Sophronia returned to her couch and took a seat, crossing her hands demurely in her lap.
Dimity plopped down next to her. “Was it the…?” she hissed.
“Yes.”
“What could explode like that?”
“Lots of things, I suspect.”
“Sometimes I wish Pill were still with us. He knows all about accidental explosions. Then again, he is my brother, so it’s nice to be away from him.”
“I managed to extract a bit of the black powder.” Sophronia showed Dimity the fingertip of one of her gloved hands, which she’d purposefully run along the wall inside Professor Lefoux’s classroom.
“I wonder if we could send it to Pill for analysis. Or, uh, drop it to him, I guess is a better way of putting it.”
“Do we get post on board this thing?” Sophronia wondered. “If no one even knows where the school is at any given time, how would mail find us?”
“Mummy said she would send me some of my favorite emulsified biscuits, so it must. She mentioned Pillover as well, so perhaps we pick ours up from Bunson’s.”
“Oh, dear, Sophronia, your glove is dirty! Let me help you with that.” Preshea looked more distressed by the black on Sophronia’s white fingertip than she had been by the explosion.
Monique said, “You aren’t permitted to have a soiled glove, not at Mademoiselle Geraldine’s!”
Sophronia quickly placed her hand in her lap and tucked the offending digit under a fold of skirt. “Oh, I believe I have the glove under control, thank you.”
“Right, ladies, shall we get back to our studies?” Professor Braithwope said as he reentered the room. “We are going to try to address first the best and most deadly application of wooden stakes, hatpins, and hair sticks. If we have time, I will move us on to how to properly judge a gentleman by the color and knot of his cravat. Believe you me, ladies, the two subjects are far more intimately entangled than you might first suppose.”

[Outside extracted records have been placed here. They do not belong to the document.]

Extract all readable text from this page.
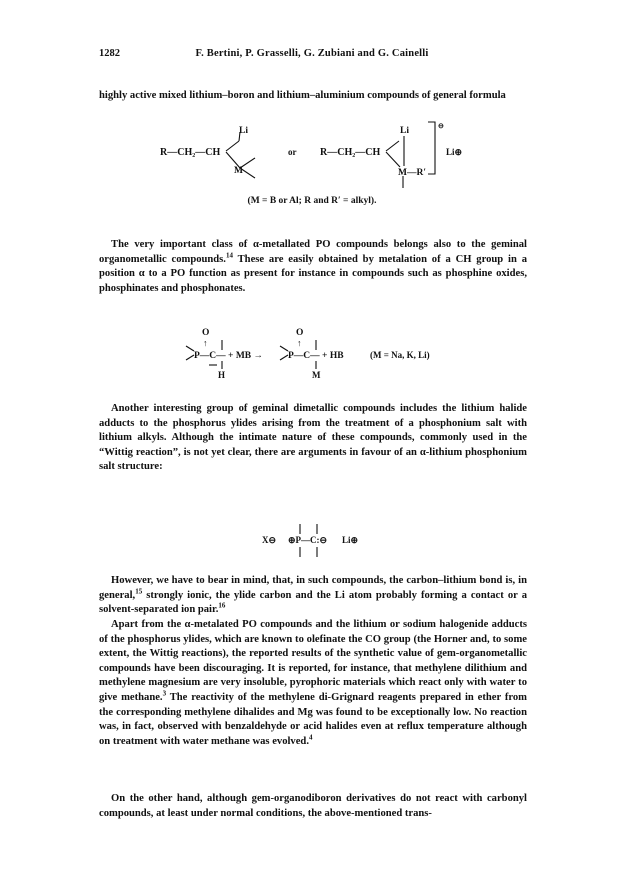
1282	F. Bertini, P. Grasselli, G. Zubiani and G. Cainelli

highly active mixed lithium–boron and lithium–aluminium compounds of general formula

R—CH₂—CH
Li
M
or R—CH₂—CH
Li
M—R′
⊖
Li⊕
(M = B or Al; R and R′ = alkyl).

The very important class of α-metallated PO compounds belongs also to the geminal organometallic compounds.$^{14}$ These are easily obtained by metalation of a CH group in a position α to a PO function as present for instance in compounds such as phosphine oxides, phosphinates and phosphonates.

O
↑
P—C— + MB →
H
O
↑
P—C— + HB
M
(M = Na, K, Li)

Another interesting group of geminal dimetallic compounds includes the lithium halide adducts to the phosphorus ylides arising from the treatment of a phosphonium salt with lithium alkyls. Although the intimate nature of these compounds, commonly used in the “Wittig reaction”, is not yet clear, there are arguments in favour of an α-lithium phosphonium salt structure:

X⊖ ⊕P—C:⊖ Li⊕

However, we have to bear in mind, that, in such compounds, the carbon–lithium bond is, in general,$^{15}$ strongly ionic, the ylide carbon and the Li atom probably forming a contact or a solvent-separated ion pair.$^{16}$

Apart from the α-metalated PO compounds and the lithium or sodium halogenide adducts of the phosphorus ylides, which are known to olefinate the CO group (the Horner and, to some extent, the Wittig reactions), the reported results of the synthetic value of gem-organometallic compounds have been discouraging. It is reported, for instance, that methylene dilithium and methylene magnesium are very insoluble, pyrophoric materials which react only with water to give methane.$^3$ The reactivity of the methylene di-Grignard reagents prepared in ether from the corresponding methylene dihalides and Mg was found to be exceptionally low. No reaction was, in fact, observed with benzaldehyde or acid halides even at reflux temperature although on treatment with water methane was evolved.$^4$

On the other hand, although gem-organodiboron derivatives do not react with carbonyl compounds, at least under normal conditions, the above-mentioned trans-
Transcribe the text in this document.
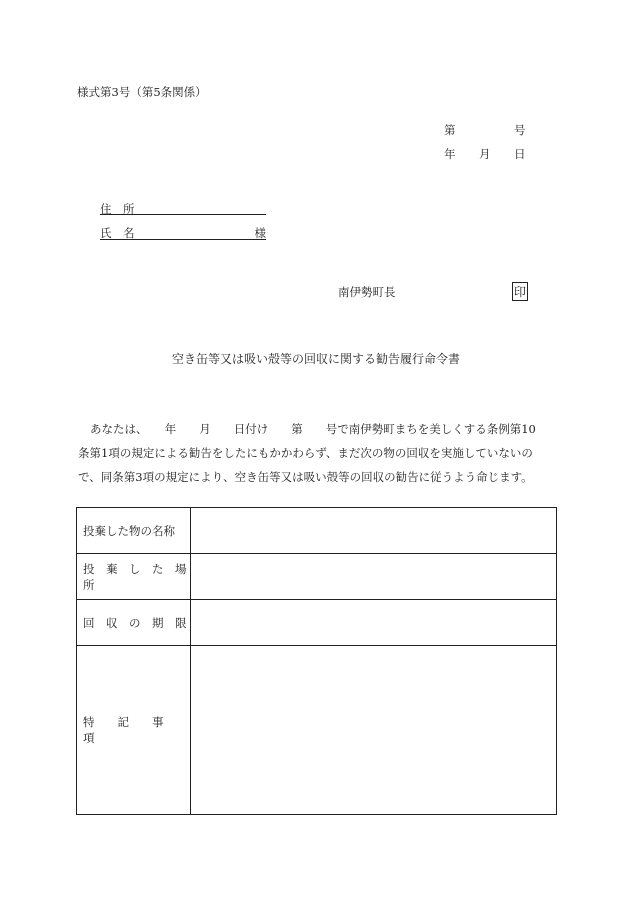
様式第3号（第5条関係）
第	号
年 月 日
住　所
氏　名	様
南伊勢町長	印
空き缶等又は吸い殻等の回収に関する勧告履行命令書
あなたは、　　年　　月　　日付け　　第　　号で南伊勢町まちを美しくする条例第10
条第1項の規定による勧告をしたにもかかわらず、まだ次の物の回収を実施していないの
で、同条第3項の規定により、空き缶等又は吸い殻等の回収の勧告に従うよう命じます。
投棄した物の名称	
投　棄　し　た　場　所	
回　収　の　期　限	
特　　記　　事　　項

Sophronia straightened her spine and prepared to be educated.
THE PROPER PLACE FOR SOOTIES
The rest of the evening proceeded in a much milder manner. They moved from classroom to classroom for every new teacher, each professor having arranged his or her room to their own particular taste. Each time the lesson was more in the manner of a visiting call or an intellectual salon than any school lesson Sophronia’s siblings had ever relayed to her.
Sister Mathilde Hershel-Teape’s room, which led out onto a small deck, was half potting shed, half manor-house kitchen. Their lesson was on emulsification and the fine art of egg whites as applied to sugared violets, fake eyelashes, skin care, and poison control. She left them with the wise, if somewhat confusing, “Now, remember, my dears, a separated egg is worth two in the bush.”
Lady Linette’s room was a combination conservatory, boudoir, and house of ill repute. It featured a good deal of red, three chubby, long-haired cats with funny, scrunched-up faces, fringe wherever fringe might be stuck, and some highly questionable artwork. The girls sat in prim rows on long velvet fainting couches. A stuffed duck in a lace mobcap stared austerely down at them from the mantelpiece.